Ariana Far's column in The Iranian touched me by bringing up some half-remembered thoughts of another Iranian college student back in the late '70s. Ali was one of my fraternity brothers, and easily one of the most popular ones, with his habitually sunny outlook, his good looks, his sense of humor, and his genuine enjoyment of the rest of us when in his company. His family had money, it seemed, which was a boon to our chapter which always struggled to make ends meet financially. We had a diverse house, with whites, blacks, jocks, Southerners, Jews, and even one odd Filipino, but his being Iranian at the time of the fall of the Shah seemed to be a distinction of another sort.

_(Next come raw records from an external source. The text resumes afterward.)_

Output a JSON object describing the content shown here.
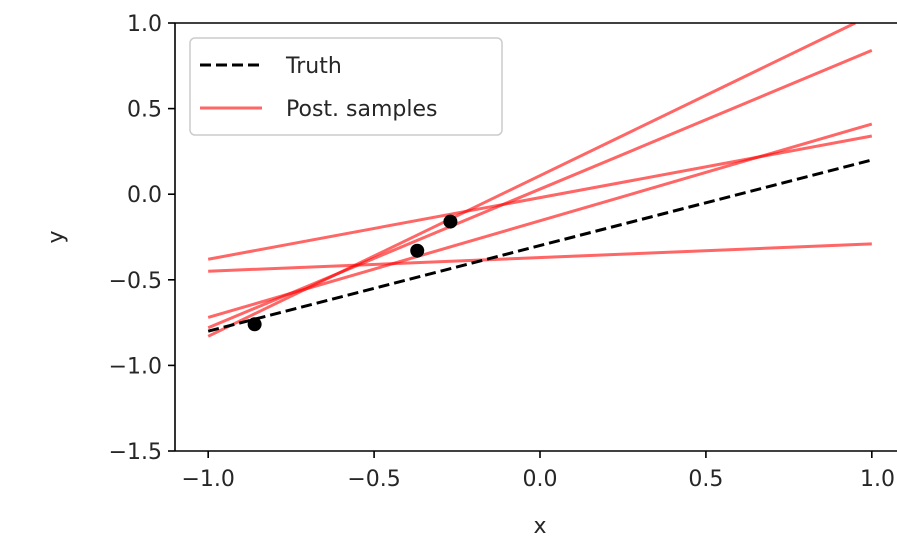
{
  "chart_data": {
    "type": "line",
    "xlabel": "x",
    "ylabel": "y",
    "xlim": [
      -1.1,
      1.1
    ],
    "ylim": [
      -1.5,
      1.0
    ],
    "xticks": [
      -1.0,
      -0.5,
      0.0,
      0.5,
      1.0
    ],
    "xtick_labels": [
      "−1.0",
      "−0.5",
      "0.0",
      "0.5",
      "1.0"
    ],
    "yticks": [
      -1.5,
      -1.0,
      -0.5,
      0.0,
      0.5,
      1.0
    ],
    "ytick_labels": [
      "−1.5",
      "−1.0",
      "−0.5",
      "0.0",
      "0.5",
      "1.0"
    ],
    "grid": false,
    "legend": {
      "placement": "top-left",
      "entries": [
        "Truth",
        "Post. samples"
      ]
    },
    "truth": {
      "name": "Truth",
      "color": "#000000",
      "style": "dashed",
      "x": [
        -1.0,
        1.0
      ],
      "y": [
        -0.8,
        0.2
      ]
    },
    "samples": {
      "name": "Post. samples",
      "color": "#ff0000",
      "opacity": 0.6,
      "lines": [
        {
          "x": [
            -1.0,
            1.0
          ],
          "y": [
            -0.38,
            0.34
          ]
        },
        {
          "x": [
            -1.0,
            1.0
          ],
          "y": [
            -0.45,
            -0.29
          ]
        },
        {
          "x": [
            -1.0,
            1.0
          ],
          "y": [
            -0.72,
            0.41
          ]
        },
        {
          "x": [
            -1.0,
            1.0
          ],
          "y": [
            -0.78,
            0.84
          ]
        },
        {
          "x": [
            -1.0,
            0.95
          ],
          "y": [
            -0.83,
            1.0
          ]
        }
      ]
    },
    "observations": {
      "color": "#000000",
      "x": [
        -0.86,
        -0.37,
        -0.27
      ],
      "y": [
        -0.76,
        -0.33,
        -0.16
      ]
    }
  }
}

I remember that someone in the house learned to weld, and so it happened that one day, in a corner next to the pool table, a six-foot high steel sculpture of a man appeared. Ali explained to us that this was the "Shah of Iron." Now that was just plain cool.
Another memory was of a time in my senior year when I was in that same room studying for an Astronomy course I didn't much care about. Ali came in all jokey and boisterous, and for some reason I cannot remember I got all ticked off at him and actually heaved my textbook in his direction, splitting its spine. He told me off then, but I don't think I apologized to him for my unusual fit of temper.
A couple of years after I graduated in 1980, word came back that Ali had gone back home to his hometown of Abadan in Iran and was put into Ayatollah Khomeini's army. He died fighting the Iraqis maybe twenty-two years of age.
Since then I have had other friends from the Middle East (even including one who was Persian and Jewish), but when I think of that place, I usually think of Ali Mohammedi. Sorry, old friend.